Looking specifically at the implications of Covid-19 on mental health, Sir Norman urged that we “think about the psychological fallout of this crisis,” linking the impact of the pandemic with the absence of close support due to more disconnected communities. Going further, he added: “The role of volunteering in how we respond to mental distress in our communities becomes absolutely critical in the context of the pandemic. ” Stressing the importance of engaging earlier to stop health deterioration and improve long-term outcomes, Sir Norman advocated that: “part of our response should be trying to build more resilience in our communities. ” With an “army of people” waiting to help, is a call to action just what volunteers are waiting for?

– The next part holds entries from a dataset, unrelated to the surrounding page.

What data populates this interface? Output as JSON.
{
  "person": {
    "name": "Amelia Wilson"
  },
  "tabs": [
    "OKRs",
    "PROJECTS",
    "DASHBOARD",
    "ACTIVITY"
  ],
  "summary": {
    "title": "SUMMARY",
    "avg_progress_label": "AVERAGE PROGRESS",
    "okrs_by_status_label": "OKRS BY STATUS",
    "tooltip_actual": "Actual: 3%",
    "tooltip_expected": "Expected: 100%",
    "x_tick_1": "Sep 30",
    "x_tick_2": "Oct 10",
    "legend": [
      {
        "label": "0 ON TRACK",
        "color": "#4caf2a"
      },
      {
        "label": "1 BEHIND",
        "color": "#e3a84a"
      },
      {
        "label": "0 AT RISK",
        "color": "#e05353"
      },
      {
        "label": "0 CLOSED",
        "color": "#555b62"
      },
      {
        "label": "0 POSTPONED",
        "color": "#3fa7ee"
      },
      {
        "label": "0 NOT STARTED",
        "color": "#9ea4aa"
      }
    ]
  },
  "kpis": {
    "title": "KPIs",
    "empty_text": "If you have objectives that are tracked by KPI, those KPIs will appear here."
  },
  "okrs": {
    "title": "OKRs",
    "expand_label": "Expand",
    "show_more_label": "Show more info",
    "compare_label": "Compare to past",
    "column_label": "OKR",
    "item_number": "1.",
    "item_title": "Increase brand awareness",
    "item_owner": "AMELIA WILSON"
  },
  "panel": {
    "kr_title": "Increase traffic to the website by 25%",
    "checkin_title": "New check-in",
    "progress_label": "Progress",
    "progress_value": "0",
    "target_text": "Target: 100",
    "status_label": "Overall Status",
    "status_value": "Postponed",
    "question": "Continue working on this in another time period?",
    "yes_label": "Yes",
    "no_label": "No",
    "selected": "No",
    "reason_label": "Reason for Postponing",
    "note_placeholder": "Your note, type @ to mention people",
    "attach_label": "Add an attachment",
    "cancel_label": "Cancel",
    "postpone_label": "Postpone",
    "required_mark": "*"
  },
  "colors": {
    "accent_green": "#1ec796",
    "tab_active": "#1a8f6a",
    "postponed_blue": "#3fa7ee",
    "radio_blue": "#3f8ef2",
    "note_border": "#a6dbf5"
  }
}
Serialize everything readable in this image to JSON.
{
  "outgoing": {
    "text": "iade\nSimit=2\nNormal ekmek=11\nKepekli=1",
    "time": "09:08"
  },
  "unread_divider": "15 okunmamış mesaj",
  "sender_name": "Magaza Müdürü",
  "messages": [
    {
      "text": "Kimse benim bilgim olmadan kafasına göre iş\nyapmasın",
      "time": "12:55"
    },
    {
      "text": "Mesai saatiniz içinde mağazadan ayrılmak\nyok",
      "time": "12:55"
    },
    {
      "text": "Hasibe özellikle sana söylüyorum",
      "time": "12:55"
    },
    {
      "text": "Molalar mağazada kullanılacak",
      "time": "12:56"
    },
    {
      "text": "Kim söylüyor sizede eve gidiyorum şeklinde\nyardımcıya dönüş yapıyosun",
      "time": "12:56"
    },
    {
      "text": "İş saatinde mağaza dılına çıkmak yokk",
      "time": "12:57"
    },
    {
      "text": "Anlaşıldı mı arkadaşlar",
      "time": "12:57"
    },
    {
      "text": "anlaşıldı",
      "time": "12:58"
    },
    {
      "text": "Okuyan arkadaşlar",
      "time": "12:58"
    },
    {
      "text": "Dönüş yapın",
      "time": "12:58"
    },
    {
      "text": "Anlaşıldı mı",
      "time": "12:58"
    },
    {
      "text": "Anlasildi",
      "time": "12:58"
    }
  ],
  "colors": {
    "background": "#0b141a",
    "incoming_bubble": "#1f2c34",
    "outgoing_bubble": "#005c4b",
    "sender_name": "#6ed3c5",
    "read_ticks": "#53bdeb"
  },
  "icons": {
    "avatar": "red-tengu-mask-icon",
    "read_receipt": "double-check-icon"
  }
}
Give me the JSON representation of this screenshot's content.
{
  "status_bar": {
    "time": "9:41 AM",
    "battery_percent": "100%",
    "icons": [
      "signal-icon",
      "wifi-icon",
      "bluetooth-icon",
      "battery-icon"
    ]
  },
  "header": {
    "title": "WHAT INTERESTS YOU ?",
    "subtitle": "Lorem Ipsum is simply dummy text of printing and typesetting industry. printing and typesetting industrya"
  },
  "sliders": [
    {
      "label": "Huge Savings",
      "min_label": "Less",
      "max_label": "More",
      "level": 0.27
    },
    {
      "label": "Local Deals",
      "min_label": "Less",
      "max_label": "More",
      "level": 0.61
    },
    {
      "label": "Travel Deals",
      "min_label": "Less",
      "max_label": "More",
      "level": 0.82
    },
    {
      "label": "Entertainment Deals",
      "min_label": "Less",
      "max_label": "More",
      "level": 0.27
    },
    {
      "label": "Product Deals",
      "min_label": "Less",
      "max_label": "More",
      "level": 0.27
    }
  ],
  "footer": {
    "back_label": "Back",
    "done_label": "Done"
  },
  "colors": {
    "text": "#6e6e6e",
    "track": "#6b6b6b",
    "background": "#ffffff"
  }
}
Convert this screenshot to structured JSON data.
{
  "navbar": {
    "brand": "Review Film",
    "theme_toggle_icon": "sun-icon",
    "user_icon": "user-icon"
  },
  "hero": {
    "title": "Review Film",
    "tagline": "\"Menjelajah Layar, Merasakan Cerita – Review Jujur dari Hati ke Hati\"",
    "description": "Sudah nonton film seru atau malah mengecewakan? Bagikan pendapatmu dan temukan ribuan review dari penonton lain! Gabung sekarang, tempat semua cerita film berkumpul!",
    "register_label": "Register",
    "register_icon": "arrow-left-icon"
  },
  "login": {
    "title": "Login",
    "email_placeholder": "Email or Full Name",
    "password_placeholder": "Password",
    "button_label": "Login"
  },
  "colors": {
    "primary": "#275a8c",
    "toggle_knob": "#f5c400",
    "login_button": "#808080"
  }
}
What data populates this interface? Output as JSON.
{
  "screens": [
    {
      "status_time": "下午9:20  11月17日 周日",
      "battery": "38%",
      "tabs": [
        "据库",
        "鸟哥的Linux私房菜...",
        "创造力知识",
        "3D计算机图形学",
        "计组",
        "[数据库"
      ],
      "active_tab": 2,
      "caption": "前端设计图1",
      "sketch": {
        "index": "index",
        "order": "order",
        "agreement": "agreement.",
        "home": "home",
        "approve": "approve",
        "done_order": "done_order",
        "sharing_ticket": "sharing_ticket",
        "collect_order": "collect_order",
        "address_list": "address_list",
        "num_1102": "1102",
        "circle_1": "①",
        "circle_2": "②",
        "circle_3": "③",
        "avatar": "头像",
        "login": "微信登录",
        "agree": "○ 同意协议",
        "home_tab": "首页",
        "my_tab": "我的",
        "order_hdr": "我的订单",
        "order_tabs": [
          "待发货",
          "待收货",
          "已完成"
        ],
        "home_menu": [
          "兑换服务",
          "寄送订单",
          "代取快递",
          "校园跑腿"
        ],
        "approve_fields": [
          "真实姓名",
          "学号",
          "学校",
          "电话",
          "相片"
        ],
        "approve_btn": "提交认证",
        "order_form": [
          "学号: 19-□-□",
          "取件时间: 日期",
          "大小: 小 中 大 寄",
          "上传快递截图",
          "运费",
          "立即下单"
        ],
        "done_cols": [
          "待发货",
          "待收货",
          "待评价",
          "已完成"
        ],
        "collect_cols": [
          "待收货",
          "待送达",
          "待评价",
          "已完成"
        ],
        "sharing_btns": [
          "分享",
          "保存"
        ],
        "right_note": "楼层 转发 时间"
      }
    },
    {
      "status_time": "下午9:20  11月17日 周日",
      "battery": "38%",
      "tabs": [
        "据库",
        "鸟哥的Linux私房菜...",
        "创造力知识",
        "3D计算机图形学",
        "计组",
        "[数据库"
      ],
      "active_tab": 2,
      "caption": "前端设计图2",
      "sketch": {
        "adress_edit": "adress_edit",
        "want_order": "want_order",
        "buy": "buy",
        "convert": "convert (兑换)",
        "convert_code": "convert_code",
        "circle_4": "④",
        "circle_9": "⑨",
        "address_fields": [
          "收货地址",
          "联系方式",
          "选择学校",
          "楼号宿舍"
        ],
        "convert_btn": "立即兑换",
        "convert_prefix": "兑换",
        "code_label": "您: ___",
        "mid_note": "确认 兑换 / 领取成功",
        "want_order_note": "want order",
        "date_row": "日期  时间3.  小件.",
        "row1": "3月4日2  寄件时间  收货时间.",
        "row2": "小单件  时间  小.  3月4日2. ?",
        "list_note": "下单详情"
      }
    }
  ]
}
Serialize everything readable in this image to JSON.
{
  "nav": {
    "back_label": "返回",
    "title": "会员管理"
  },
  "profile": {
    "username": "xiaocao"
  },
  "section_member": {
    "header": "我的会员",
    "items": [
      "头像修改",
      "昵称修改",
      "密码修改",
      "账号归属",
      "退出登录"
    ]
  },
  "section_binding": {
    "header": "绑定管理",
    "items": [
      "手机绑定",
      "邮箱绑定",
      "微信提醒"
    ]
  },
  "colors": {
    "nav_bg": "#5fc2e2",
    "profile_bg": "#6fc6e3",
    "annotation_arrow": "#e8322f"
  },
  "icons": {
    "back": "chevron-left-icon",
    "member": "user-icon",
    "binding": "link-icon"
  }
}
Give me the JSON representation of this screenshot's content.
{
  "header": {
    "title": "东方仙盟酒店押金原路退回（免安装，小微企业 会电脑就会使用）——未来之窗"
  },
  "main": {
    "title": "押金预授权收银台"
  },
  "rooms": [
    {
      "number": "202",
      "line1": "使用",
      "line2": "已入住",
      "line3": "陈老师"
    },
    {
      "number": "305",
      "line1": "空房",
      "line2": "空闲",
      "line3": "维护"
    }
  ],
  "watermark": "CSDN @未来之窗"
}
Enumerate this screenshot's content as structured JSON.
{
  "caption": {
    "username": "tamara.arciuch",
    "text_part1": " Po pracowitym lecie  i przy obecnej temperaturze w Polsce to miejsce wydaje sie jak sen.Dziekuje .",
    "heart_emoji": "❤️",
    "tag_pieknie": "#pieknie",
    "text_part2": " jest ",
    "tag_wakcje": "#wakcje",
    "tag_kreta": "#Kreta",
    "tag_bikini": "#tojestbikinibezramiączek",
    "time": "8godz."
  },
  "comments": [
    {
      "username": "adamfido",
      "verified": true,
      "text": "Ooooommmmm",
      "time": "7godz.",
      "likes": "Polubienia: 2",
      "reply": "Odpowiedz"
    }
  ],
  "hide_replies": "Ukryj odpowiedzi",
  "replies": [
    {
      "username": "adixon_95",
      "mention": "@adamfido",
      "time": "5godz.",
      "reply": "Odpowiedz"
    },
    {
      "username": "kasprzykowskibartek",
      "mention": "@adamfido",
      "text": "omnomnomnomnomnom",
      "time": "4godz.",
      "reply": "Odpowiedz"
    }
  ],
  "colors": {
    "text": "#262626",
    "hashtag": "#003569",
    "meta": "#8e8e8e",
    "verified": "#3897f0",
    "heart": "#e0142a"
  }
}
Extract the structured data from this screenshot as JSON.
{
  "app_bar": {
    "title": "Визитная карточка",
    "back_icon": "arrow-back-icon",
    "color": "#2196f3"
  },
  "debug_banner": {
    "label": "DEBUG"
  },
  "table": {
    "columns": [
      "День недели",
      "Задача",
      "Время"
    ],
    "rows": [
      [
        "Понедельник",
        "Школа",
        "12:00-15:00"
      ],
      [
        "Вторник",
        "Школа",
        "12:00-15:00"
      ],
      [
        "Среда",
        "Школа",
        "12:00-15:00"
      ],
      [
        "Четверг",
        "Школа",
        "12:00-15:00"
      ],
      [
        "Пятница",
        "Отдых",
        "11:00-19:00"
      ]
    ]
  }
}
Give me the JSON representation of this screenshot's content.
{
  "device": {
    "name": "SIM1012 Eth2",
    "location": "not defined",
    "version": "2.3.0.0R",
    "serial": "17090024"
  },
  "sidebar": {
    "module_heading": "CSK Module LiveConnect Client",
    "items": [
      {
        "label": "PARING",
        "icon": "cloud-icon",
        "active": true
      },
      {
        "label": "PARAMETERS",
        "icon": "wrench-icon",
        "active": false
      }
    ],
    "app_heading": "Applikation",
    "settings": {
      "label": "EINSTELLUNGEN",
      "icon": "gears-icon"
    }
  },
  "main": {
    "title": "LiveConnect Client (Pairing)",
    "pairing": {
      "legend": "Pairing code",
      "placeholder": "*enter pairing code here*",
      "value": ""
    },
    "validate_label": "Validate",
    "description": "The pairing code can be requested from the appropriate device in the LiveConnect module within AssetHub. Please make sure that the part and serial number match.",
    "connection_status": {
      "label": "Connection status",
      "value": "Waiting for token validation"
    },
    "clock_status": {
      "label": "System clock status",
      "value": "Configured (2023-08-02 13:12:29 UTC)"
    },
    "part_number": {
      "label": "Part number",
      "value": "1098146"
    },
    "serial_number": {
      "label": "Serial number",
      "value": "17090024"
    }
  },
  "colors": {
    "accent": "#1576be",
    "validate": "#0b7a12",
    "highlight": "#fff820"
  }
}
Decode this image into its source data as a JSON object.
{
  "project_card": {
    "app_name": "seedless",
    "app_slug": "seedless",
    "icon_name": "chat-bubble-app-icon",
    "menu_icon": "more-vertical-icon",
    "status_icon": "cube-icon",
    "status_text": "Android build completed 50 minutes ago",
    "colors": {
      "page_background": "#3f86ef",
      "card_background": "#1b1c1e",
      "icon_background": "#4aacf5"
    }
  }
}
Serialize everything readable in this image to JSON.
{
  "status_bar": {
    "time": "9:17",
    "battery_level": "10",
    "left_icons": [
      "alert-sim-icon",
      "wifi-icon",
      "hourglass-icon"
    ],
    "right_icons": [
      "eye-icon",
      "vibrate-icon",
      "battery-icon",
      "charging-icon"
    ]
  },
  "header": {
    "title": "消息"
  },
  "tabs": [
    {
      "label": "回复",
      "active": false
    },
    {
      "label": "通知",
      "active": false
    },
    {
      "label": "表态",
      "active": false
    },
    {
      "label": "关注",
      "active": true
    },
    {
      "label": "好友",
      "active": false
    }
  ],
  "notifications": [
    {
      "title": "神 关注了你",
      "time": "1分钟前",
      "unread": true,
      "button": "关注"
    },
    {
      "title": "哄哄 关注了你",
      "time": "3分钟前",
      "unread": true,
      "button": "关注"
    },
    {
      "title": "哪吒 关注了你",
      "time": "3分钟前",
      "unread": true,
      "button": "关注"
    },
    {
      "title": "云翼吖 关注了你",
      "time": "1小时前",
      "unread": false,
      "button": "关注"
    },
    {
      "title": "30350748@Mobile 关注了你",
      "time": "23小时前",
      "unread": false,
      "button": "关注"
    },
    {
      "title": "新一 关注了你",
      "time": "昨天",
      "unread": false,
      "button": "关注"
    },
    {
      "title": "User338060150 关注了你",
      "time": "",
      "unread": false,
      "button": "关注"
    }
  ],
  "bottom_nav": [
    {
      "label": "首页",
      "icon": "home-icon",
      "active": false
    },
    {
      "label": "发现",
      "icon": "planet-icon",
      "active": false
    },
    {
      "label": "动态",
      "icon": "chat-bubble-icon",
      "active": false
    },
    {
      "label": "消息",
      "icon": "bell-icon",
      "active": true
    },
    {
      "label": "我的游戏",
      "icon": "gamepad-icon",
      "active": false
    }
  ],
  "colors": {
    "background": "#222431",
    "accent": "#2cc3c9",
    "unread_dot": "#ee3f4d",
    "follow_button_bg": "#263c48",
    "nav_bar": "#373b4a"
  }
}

Councillor Doreen Huddart, Community Wellbeing Board member at the Local Government Association, raised her concerns that charities and the third sector, who are receiving fewer donations due to Covid-19, will not be able to offer the support they could pre-pandemic. According to Doreen, a reduction of funding may lead to changes that will have implications for volunteering and the benefits it is able to offer to communities and the healthcare system itself. In light of this, and to protect the resource that remains available, we must consider exactly what skills volunteers need to offer the most valuable support to those who need it, she added. However, Doreen warned that, without “good local knowledge,” it will remain a challenge to “best utilise” and “integrate” voluntary care.

The final panellist to be introduced was Catherine Johnstone CBE, chief executive of the Royal Voluntary Service, who expressed her view that “the voluntary community sector should be complementary to the state. ” Agreeing with Norman, she echoed calls for the healthcare sector to be more collaborative and work out how to “better mobilise volunteers” to provide support for those who most need it on the frontline. This is a “great opportunity” to better use volunteering as a resource, she emphasised, remarking on the exceptional scale of the challenge ahead. However, there are still barriers to be overcome.

Perhaps the most obvious obstacle to recruiting and mobilising volunteers is the requirement for a unique set of checks before an individual can offer their time. While necessary, this process is time-consuming and burdensome for volunteers looking to offer their support if they have to do it for every role. Thinking about the longer-term, Catherine called for better thinking about how to check and approve volunteers, including perhaps a ‘volunteer passport. ’ “We do need to tackle this structural issue,” she said, to better link volunteers to opportunities and remove barriers to them joining.

The key takeaways were clear. The state must put in place a framework for greater collaboration between the voluntary sector and employed health and care professionals. Barriers must be removed and volunteering encouraged and recognised for its value. National frameworks must then be met with local initiatives to get the right support to the right people at the right time. The benefits are, after all, not just limited to groups volunteers seek to support, but are felt by the volunteers themselves.